Go with your gut, if you have suspicions or something feels off it probably is.

Patroclus · 26/02/2020 00:54

Im on methadone and what he says is true, its just like taing insulin or something. SS wont give a shit. My ex flatmate is on methadone as well, has her kids full time.

Patroclus · 26/02/2020 00:58

Some utter fucking bullshit being posted here, as I suspected. If you like him, go for it if he relapses, leave. Simple.

GiveHerHellFromUs · 26/02/2020 01:11

@patroclus it's not that simple when he has form for robbery and she has a young child to think of.

While I agree that someone has to be the person to give him a second chance, I don't know that OP is in the position to be able to do so.

AmazingGreats · 26/02/2020 01:19

Addiction literally changes your brain. The longer you are exposed the more damage is done but essentially addiction causes brain damage. Recovery is the process of building new neurological pathways in your brain so that you don't just repeat negative patterns or thinking and behaviour BUT you will always be an addict who is no longer acting on their addiction because your brain is building new pathways over old damage, not reversing the negative pathways you built during your addiction (or the parts of your brain that may have been permanently damaged due to your addiction and are now unable to ever work the way they did before you were an addict). You can't un pickle a pickled cucumber. Your brain will always have been soaked in vinegar. The more time in the vinegar the more pickled your brain will be, but even a little bit will pickle the cucumber IYSWIM

Patroclus · 26/02/2020 01:23

To the bullshit on this thread-

Methadone is not 'stronger than heroin'

Long term 20 year plus users are common

However, more common are people who ara on it for a very short time, it requires some commitment because it isnt actually a direct heroin substitute. After 5 yea he will be getting no buzz from it at all.

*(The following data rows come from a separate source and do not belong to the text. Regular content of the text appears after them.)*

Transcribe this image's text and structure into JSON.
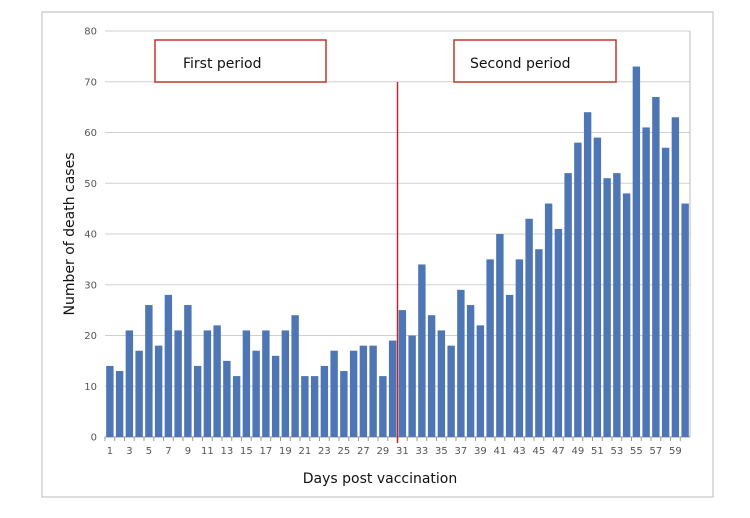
{
  "chart_data": {
    "type": "bar",
    "xlabel": "Days post vaccination",
    "ylabel": "Number of death cases",
    "ylim": [
      0,
      80
    ],
    "yticks": [
      0,
      10,
      20,
      30,
      40,
      50,
      60,
      70,
      80
    ],
    "grid": true,
    "bar_color": "#4F76B4",
    "x": [
      1,
      2,
      3,
      4,
      5,
      6,
      7,
      8,
      9,
      10,
      11,
      12,
      13,
      14,
      15,
      16,
      17,
      18,
      19,
      20,
      21,
      22,
      23,
      24,
      25,
      26,
      27,
      28,
      29,
      30,
      31,
      32,
      33,
      34,
      35,
      36,
      37,
      38,
      39,
      40,
      41,
      42,
      43,
      44,
      45,
      46,
      47,
      48,
      49,
      50,
      51,
      52,
      53,
      54,
      55,
      56,
      57,
      58,
      59,
      60
    ],
    "values": [
      14,
      13,
      21,
      17,
      26,
      18,
      28,
      21,
      26,
      14,
      21,
      22,
      15,
      12,
      21,
      17,
      21,
      16,
      21,
      24,
      12,
      12,
      14,
      17,
      13,
      17,
      18,
      18,
      12,
      19,
      25,
      20,
      34,
      24,
      21,
      18,
      29,
      26,
      22,
      35,
      40,
      28,
      35,
      43,
      37,
      46,
      41,
      52,
      58,
      64,
      59,
      51,
      52,
      48,
      73,
      61,
      67,
      57,
      63,
      46
    ],
    "xtick_labels_shown": "odd days",
    "annotations": [
      {
        "text": "First period",
        "border_color": "#C0392B"
      },
      {
        "text": "Second period",
        "border_color": "#C0392B"
      }
    ],
    "divider": {
      "between_days": [
        30,
        31
      ],
      "color": "#C0262D"
    }
  }
}
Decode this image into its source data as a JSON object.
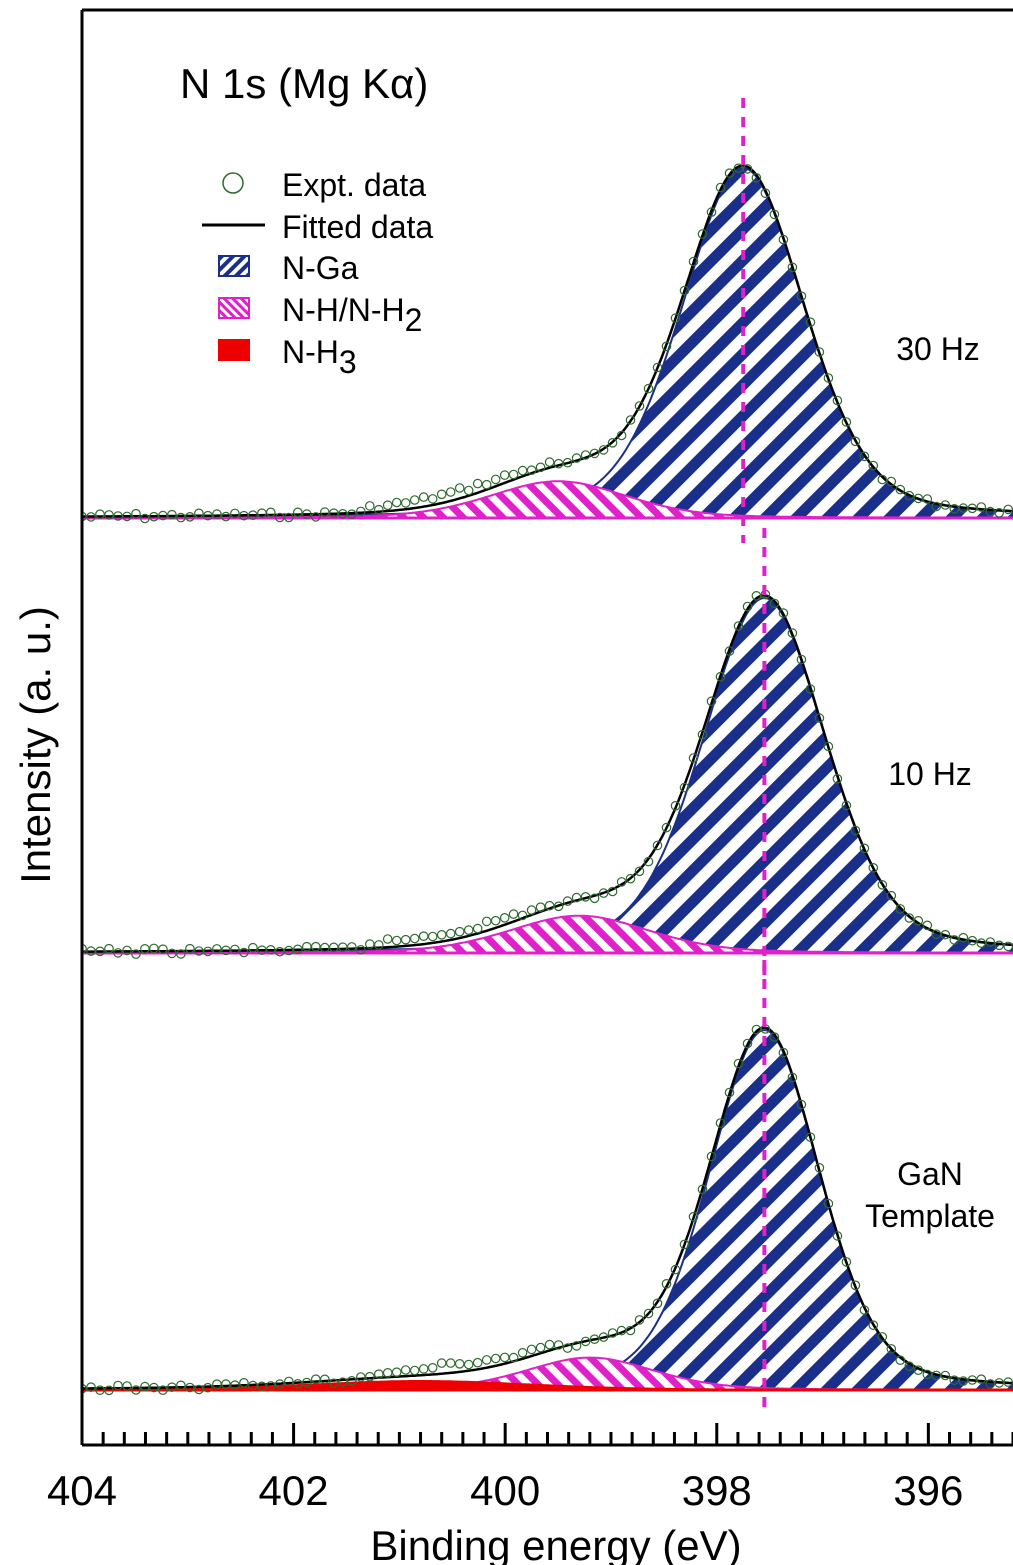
{
  "chart_data": {
    "type": "line",
    "title": "N 1s (Mg Kα)",
    "xlabel": "Binding energy (eV)",
    "ylabel": "Intensity (a. u.)",
    "x_reversed": true,
    "xlim": [
      404,
      395.2
    ],
    "x_tick_labels": [
      "404",
      "402",
      "400",
      "398",
      "396"
    ],
    "x_major_ticks": [
      404,
      402,
      400,
      398,
      396
    ],
    "x_minor_step": 0.2,
    "legend": {
      "position": "top-left",
      "entries": [
        {
          "label": "Expt. data",
          "marker": "open-circle",
          "color": "#2e6b2e"
        },
        {
          "label": "Fitted data",
          "marker": "line",
          "color": "#000000"
        },
        {
          "label": "N-Ga",
          "marker": "hatch-right",
          "color": "#1a2f8a"
        },
        {
          "label": "N-H/N-H",
          "sub": "2",
          "marker": "hatch-left",
          "color": "#e020c8"
        },
        {
          "label": "N-H",
          "sub": "3",
          "marker": "solid",
          "color": "#ee0000"
        }
      ]
    },
    "colors": {
      "n_ga": "#1a2f8a",
      "n_h": "#e020c8",
      "n_h3": "#ee0000",
      "expt": "#2e6b2e",
      "fit": "#000000",
      "peak_marker": "#e020c8"
    },
    "series": [
      {
        "name": "30 Hz",
        "label_lines": [
          "30 Hz"
        ],
        "components": [
          {
            "name": "N-Ga",
            "center": 397.75,
            "height": 1.0,
            "width": 0.72
          },
          {
            "name": "N-H/N-H2",
            "center": 399.5,
            "height": 0.105,
            "width": 0.8
          }
        ],
        "peak_position": 397.75
      },
      {
        "name": "10 Hz",
        "label_lines": [
          "10 Hz"
        ],
        "components": [
          {
            "name": "N-Ga",
            "center": 397.55,
            "height": 1.0,
            "width": 0.72
          },
          {
            "name": "N-H/N-H2",
            "center": 399.3,
            "height": 0.105,
            "width": 0.82
          }
        ],
        "peak_position": 397.55
      },
      {
        "name": "GaN Template",
        "label_lines": [
          "GaN",
          "Template"
        ],
        "components": [
          {
            "name": "N-Ga",
            "center": 397.55,
            "height": 1.0,
            "width": 0.65
          },
          {
            "name": "N-H/N-H2",
            "center": 399.2,
            "height": 0.09,
            "width": 0.75
          },
          {
            "name": "N-H3",
            "center": 400.8,
            "height": 0.025,
            "width": 1.3
          }
        ],
        "peak_position": 397.55
      }
    ]
  }
}
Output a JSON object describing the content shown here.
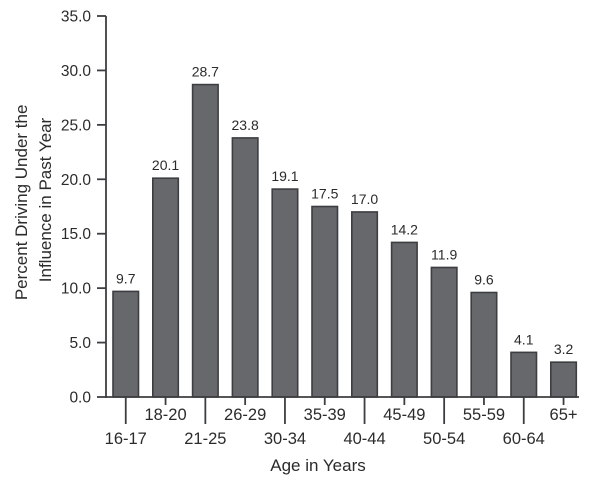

Methadone actually reduces the effects of heroin- taking heroin whilst being on a methadone script just makes you sleepy

Opiod withdrawal is very fucking far from 'simple'. Think Flu times 10

Patroclus · 26/02/2020 01:26

Also it only numbs emotions in as much as watching TV or reading does, as soon as the brief effect is over emotions are straight back.

Those who think 'theres no difference' between an addict using needles, commiting endless crime to fund the habit, going in and out of jail and somebody who visits the chemist every few days for a medication that might make you a bit drowzy is an idiot.

Itsonlywords · 26/02/2020 06:22

Opiod withdrawal is very fucking far from 'simple'. Think Flu times 10

Exactly. Why take that chance when you have a child?